負の帯電を持つので、正帯電する有機物を引き寄せる作用を持っており、このために洗浄効果があるとされています。
■ウルトラファインバブルの作り方
いくつかの方法があります。
●細孔吹き出し攪拌方式 イメージは、魚用の空気ポンプ。液体(水など)を流しながら、多孔質フィルムの管を入れ、そこに「気体+蒸気」を勢いよく、入れ込みます。気体が多孔質フィルムの細孔から出てくることにより、ウルトラファインバブルが出来ます。
●GaLF(Gas Liquid Foam)理論モデル IDEC(アイデック。日本の製造業メーカー)が1990年に作り上げた技術です。
2ヵ所がかなり細くなっている管を思い浮かべてください。
この管にポンプで液体を圧送します。細いところを通る時、この液体の流速は高くなります。圧力的には減圧されたのと同じ状態です。このため、この状態で気体を入れてやると、液体と気体が上手く混合されます。
次に管を太くします。すると流速は落ちます。そして後ろからは押されていますので、加圧状態を作ることが出来ます。ここで、気体を加圧溶解します。
そして、細くなった出口から大気圧に放出。溶解した気体は、気体に戻ろうとします。こうしてウルトラファインバブルが出来ます。
●せん断方式 / 旋廻液流方式 急激に細くなった管に、液体と気体を回転させながら入れます。
そうするとせん断力が働きます。これは加圧と同じです。

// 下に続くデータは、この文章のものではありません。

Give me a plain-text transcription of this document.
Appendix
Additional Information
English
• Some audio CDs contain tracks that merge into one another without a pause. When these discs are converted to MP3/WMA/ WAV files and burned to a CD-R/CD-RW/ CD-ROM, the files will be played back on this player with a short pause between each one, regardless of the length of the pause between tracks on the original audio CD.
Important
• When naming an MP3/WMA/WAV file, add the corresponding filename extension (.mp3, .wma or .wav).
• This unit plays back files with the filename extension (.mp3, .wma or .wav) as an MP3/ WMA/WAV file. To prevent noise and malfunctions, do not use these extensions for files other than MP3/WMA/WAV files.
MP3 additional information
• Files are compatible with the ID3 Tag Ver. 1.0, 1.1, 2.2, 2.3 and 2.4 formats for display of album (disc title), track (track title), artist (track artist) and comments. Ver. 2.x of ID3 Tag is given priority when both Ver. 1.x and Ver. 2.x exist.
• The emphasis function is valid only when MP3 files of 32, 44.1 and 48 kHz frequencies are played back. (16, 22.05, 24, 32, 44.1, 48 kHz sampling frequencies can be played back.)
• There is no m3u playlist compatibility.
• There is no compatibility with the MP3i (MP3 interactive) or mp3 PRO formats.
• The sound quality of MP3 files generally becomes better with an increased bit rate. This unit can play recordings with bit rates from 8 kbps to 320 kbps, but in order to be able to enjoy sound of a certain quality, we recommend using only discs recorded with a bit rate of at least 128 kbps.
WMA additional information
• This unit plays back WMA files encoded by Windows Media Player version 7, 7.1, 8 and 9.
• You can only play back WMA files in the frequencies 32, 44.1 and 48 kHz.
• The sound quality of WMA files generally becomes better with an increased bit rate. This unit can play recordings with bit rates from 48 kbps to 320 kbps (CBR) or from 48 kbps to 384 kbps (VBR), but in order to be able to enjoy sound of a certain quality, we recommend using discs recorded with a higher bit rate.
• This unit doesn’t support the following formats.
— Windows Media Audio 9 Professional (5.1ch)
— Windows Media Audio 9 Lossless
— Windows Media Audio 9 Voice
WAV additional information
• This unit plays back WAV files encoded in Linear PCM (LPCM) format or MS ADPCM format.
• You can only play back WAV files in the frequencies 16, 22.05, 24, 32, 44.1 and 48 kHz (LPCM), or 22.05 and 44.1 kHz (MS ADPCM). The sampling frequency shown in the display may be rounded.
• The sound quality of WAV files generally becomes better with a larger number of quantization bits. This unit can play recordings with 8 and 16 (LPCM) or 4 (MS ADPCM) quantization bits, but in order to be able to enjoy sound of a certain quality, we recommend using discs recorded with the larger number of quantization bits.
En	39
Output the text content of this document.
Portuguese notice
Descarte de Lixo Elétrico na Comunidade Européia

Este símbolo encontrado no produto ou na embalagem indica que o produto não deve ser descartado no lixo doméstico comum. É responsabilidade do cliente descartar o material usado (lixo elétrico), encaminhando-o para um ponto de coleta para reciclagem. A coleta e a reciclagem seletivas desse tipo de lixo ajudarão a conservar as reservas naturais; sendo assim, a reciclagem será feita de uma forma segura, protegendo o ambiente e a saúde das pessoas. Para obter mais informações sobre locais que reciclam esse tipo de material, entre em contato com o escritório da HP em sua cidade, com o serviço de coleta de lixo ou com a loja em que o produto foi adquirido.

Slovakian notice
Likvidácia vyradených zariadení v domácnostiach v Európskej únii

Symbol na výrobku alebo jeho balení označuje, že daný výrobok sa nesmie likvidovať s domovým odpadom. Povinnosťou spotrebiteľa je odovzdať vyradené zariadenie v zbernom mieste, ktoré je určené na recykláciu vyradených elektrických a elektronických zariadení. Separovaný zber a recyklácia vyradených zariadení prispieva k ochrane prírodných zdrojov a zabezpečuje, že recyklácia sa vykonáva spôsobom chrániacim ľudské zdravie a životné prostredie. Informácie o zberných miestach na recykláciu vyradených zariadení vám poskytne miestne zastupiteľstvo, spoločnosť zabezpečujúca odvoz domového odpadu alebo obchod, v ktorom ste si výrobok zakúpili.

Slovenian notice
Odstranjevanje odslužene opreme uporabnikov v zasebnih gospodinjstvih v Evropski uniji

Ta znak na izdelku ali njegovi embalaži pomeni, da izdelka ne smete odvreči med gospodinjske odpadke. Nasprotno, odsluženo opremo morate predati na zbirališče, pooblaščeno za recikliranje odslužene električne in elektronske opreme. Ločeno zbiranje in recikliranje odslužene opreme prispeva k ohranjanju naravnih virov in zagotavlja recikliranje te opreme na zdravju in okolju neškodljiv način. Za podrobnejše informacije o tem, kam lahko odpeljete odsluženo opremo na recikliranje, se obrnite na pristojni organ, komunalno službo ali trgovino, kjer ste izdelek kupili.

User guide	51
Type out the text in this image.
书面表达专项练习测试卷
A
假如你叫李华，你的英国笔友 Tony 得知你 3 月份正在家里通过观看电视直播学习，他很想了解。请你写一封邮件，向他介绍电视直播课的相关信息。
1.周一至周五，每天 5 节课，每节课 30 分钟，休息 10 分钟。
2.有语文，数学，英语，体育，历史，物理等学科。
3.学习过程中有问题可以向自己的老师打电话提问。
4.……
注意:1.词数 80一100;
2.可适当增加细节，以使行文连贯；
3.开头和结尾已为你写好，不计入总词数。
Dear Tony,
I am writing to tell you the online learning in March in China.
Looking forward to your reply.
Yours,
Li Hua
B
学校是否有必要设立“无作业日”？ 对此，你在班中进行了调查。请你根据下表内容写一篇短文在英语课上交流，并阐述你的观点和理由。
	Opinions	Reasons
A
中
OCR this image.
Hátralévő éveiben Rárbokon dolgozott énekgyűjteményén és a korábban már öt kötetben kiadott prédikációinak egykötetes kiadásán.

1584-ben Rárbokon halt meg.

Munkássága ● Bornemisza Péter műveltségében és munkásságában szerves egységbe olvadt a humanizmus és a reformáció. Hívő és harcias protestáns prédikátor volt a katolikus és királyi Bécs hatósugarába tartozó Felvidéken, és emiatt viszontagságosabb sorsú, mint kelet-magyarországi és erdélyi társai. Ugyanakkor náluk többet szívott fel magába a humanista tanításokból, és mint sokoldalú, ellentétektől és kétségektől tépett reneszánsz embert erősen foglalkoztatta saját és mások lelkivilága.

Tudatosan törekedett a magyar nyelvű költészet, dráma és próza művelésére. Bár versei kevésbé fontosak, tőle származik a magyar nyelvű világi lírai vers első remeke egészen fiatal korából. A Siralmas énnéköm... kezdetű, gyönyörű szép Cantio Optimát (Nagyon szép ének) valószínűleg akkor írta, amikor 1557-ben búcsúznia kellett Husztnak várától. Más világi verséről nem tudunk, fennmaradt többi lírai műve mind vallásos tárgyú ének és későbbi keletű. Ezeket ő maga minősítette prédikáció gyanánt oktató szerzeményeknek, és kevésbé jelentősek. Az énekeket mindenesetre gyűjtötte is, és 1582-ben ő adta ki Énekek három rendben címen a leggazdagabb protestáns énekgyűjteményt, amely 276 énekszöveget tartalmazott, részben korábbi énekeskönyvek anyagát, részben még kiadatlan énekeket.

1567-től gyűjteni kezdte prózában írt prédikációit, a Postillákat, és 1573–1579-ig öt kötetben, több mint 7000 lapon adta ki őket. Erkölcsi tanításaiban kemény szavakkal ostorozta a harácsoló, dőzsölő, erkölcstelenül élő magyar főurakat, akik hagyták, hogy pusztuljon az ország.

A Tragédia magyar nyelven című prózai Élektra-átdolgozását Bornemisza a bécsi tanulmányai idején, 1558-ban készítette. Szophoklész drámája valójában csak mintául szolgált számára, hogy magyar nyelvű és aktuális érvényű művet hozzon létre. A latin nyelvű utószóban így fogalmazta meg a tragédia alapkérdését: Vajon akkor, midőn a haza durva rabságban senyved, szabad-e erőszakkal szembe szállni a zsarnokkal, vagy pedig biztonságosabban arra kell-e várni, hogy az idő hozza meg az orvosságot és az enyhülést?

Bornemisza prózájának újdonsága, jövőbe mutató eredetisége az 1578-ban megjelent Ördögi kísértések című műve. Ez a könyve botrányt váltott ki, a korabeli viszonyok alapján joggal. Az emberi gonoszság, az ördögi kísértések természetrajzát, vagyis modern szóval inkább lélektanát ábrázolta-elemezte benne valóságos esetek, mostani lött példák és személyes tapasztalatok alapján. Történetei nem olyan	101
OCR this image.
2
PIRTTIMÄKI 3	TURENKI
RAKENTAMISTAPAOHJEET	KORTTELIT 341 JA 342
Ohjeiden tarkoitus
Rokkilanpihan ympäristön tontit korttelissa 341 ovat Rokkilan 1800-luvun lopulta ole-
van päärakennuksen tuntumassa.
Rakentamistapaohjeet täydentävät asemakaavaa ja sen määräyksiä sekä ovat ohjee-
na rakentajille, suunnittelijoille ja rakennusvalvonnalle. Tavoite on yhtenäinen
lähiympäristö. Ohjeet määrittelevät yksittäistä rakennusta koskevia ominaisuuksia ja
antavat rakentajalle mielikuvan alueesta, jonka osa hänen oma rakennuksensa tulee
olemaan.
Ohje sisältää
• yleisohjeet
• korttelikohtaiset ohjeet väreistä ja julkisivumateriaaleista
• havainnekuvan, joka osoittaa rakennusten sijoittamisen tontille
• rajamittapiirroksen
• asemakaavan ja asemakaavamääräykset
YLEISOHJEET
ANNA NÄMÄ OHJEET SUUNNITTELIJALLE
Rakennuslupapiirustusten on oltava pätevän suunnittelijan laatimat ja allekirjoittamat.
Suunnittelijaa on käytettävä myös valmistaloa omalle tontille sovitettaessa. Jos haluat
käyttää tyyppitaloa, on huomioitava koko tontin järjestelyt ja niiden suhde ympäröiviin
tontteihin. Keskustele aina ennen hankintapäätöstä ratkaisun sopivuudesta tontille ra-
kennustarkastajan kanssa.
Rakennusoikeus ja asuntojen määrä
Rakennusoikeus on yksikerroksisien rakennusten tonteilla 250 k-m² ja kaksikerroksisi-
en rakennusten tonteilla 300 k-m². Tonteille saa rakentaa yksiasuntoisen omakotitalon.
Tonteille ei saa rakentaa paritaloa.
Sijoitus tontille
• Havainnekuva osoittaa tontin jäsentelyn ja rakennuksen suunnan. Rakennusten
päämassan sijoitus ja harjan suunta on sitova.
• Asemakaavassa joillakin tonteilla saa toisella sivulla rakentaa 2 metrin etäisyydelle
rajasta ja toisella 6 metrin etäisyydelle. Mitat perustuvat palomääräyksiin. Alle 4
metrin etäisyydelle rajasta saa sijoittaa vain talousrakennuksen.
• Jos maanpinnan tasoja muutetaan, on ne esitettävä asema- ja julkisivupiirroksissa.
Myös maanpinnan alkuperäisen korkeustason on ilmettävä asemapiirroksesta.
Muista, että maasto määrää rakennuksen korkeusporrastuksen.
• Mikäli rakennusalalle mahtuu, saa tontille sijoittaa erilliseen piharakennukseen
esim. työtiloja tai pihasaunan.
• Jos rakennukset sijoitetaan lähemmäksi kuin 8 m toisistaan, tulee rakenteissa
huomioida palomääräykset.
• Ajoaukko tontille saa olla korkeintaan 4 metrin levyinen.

そして大気圧に開放。
加圧、溶解、バブル化という方法は、GaLF理論モデルと同じ理屈です。
●東芝方式
φ4mmの細い流路に0.6mmのスリットを設け、局所的には圧力差をもうけ、流速を高める。
真空に近い気圧になることで沸点が下がり、水中の空気成分がナノサイズのバブルになる。
いろいろな方式がありますが、できるバブル量が違いますので、ウルトラファインバブルの濃度が違います。状況に合わせ、適切な方法を選択します。